Em uma das canções dele que mais adoro, “Watching the Wheels”, ele coloca os amigos criticando o fato dele estar na contramão do mundo caótico e, genialmente, cita em um trecho que traduzo aqui livremente: “Fico apenas aqui, sentado e observando as rodas girarem e girarem, e simplesmente amo vê-las rodar... Não estou mais no carrossel da vida... Eu apenas tenho que deixar... deixar ela... seguir”.

Genial ou, não é? Mas aí me deu nó na cabeça.

Não seria então o sofrimento o motor principal dos poetas.

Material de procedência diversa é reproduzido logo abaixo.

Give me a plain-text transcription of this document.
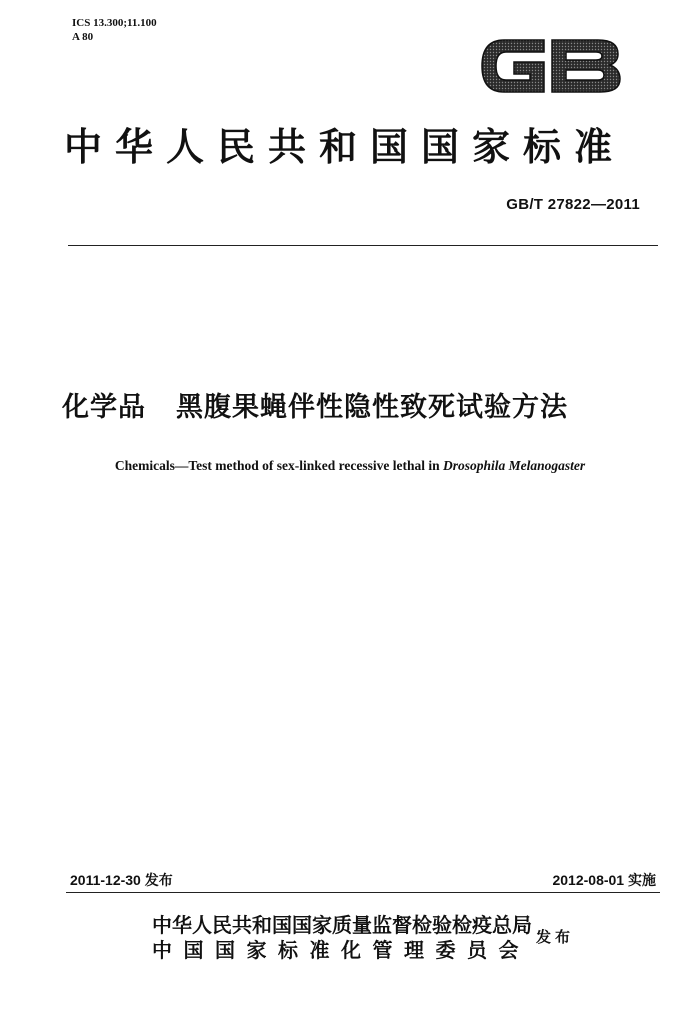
ICS 13.300;11.100
A 80
中华人民共和国国家标准
GB/T 27822—2011
化学品 黑腹果蝇伴性隐性致死试验方法
Chemicals—Test method of sex-linked recessive lethal in Drosophila Melanogaster
2011-12-30 发布	2012-08-01 实施
中华人民共和国国家质量监督检验检疫总局
中国国家标准化管理委员会
发布
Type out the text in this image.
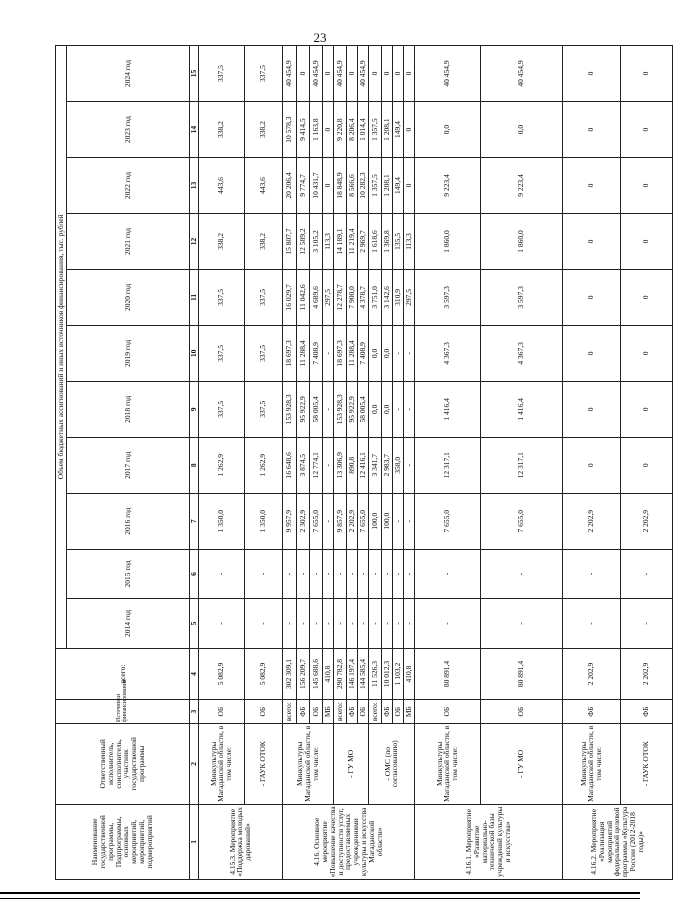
23
Наименование государственной программы, Подпрограммы, основных мероприятий, мероприятий, подмероприятий	Ответственный исполнитель, соисполнитель, участник государственной программы	Источники финансирования	всего:	Объем бюджетных ассигнований и иных источников финансирования, тыс. рублей										
				2014 год	2015 год	2016 год	2017 год	2018 год	2019 год	2020 год	2021 год	2022 год	2023 год	2024 год
1	2	3	4	5	6	7	8	9	10	11	12	13	14	15
4.15.3. Мероприятие «Поддержка молодых дарований»	Минкультуры Магаданской области, в том числе:	ОБ	5 082,9	-	-	1 350,0	1 262,9	337,5	337,5	337,5	338,2	443,6	338,2	337,5
	- ГАУК ОТОК	ОБ	5 082,9	-	-	1 350,0	1 262,9	337,5	337,5	337,5	338,2	443,6	338,2	337,5
4.16. Основное мероприятие «Повышение качества и доступности услуг, предоставляемых учреждениями культуры и искусства Магаданской области»	Минкультуры Магаданской области, в том числе:	всего:	302 309,1	-	-	9 957,9	16 648,6	153 928,3	18 697,3	16 029,7	15 807,7	20 206,4	10 578,3	40 454,9
		ФБ	156 209,7	-	-	2 302,9	3 874,5	95 922,9	11 288,4	11 042,6	12 589,2	9 774,7	9 414,5	0
		ОБ	145 688,6	-	-	7 655,0	12 774,1	58 005,4	7 408,9	4 689,6	3 105,2	10 431,7	1 163,8	40 454,9
		МБ	410,8	-	-	-	-	-	-	297,5	113,3	0	0	0
	- ГУ МО	всего:	290 782,8	-	-	9 857,9	13 306,9	153 928,3	18 697,3	12 278,7	14 189,1	18 848,9	9 220,8	40 454,9
		ФБ	146 197,4	-	-	2 202,9	890,8	95 922,9	11 288,4	7 900,0	11 219,4	8 566,6	8 206,4	0
		ОБ	144 585,4	-	-	7 655,0	12 416,1	58 005,4	7 408,9	4 378,7	2 969,7	10 282,3	1 014,4	40 454,9
	- ОМС (по согласованию)	всего:	11 526,3	-	-	100,0	3 341,7	0,0	0,0	3 751,0	1 618,6	1 357,5	1 357,5	0
		ФБ	10 012,3	-	-	100,0	2 983,7	0,0	0,0	3 142,6	1 369,8	1 208,1	1 208,1	0
		ОБ	1 103,2	-	-	-	358,0	-	-	310,9	135,5	149,4	149,4	0
		МБ	410,8	-	-	-	-	-	-	297,5	113,3	0	0	0
4.16.1. Мероприятие «Развитие материально-технической базы учреждений культуры и искусства»	Минкультуры Магаданской области, в том числе:	ОБ	80 891,4	-	-	7 655,0	12 317,1	1 416,4	4 367,3	3 597,3	1 860,0	9 223,4	0,0	40 454,9
	- ГУ МО	ОБ	80 891,4	-	-	7 655,0	12 317,1	1 416,4	4 367,3	3 597,3	1 860,0	9 223,4	0,0	40 454,9
4.16.2. Мероприятие «Реализация мероприятий федеральной целевой программы «Культура России (2012-2018 годы)»	Минкультуры Магаданской области, в том числе:	ФБ	2 202,9	-	-	2 202,9	0	0	0	0	0	0	0	0
	- ГАУК ОТОК	ФБ	2 202,9	-	-	2 202,9	0	0	0	0	0	0	0	0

Tinha que continuar ouvindo...

Como uma onda

Aí fui em frente na minha pesquisa.

Peguei uma que gosto muito do Lulu Santos, “Um Certo Alguém”. Alegre e leve, falando sobre paixões e sobre a necessidade de se entregar a elas. Continuei por uma compositora muito legal do nosso país, Priscilla Novaes Leone.

Não conhece?

Talvez por outro nome lembre dela. Pitty. Na música “Me Adora”, que por sinal adoro (não podia perder a piada, desculpem… rsrs) ela mostra uma mulher que berra para acordar um cara cego que não enxerga que a ama, aliás coisa normal entre os homens em relação a mulheres não é camaradas?

Depois daí dei uma guinada e fui ouvir Marisa Monte com uma versão de “Pale Blue Eyes”, de Lou Reed no tempo do Velvet Underground. Aliás passei pela versão original também e daí rapaz, me veio a Luz.

Todos os compositores e compositoras que citei aqui e tantos outros que forem lembrados, gritam, reclamam, festejam e lamentam movidos por um motor original. Caramba, como não vi isso antes meu Deus. Amor!

All You Need is Love

Pois é, o título dessa música dos Beatles diz tudo.

A poesia pura ou em músicas é movida pelo Amor, mas não aquele sentimento romantizado, o verdadeiro e multifacetado sentimento humano. O amor pelo país e pela humanidade, por exemplo, movia Renato Russo para criticar de forma ácida e direta a sociedade e seus costumes e preconceitos.

As músicas do chamado sertanejo moderno, que como diz um grande amigo meu, não vem do sertão (rsrs), trazem o lado sofrido do amor, e a tendência a se embriagar de quem ama e não é correspondido ou então traído. Lennon, McCartney, Harrison e Ringo em suas composições sempre imprimiram rebeldia, quebra de paradigmas e muita reflexão movidos pelo amor à liberdade, à desconstrução de amarras da sociedade padrão inglesa.

Então meus amigos e amigas, para não me alongar mais nesse nosso bate-papo dessa semana, a tristeza, a rebeldia, o questionamento social ou simplesmente a farra, presente em milhares de composições pelo mundo, me parecem ser fruto desse sentimento original, e apenas ele move a criação, mesmo que travestido de ódio.

No mais… como diz a letra da nossa música que comentei lá no início, “... não julgue… apenas ame! ”.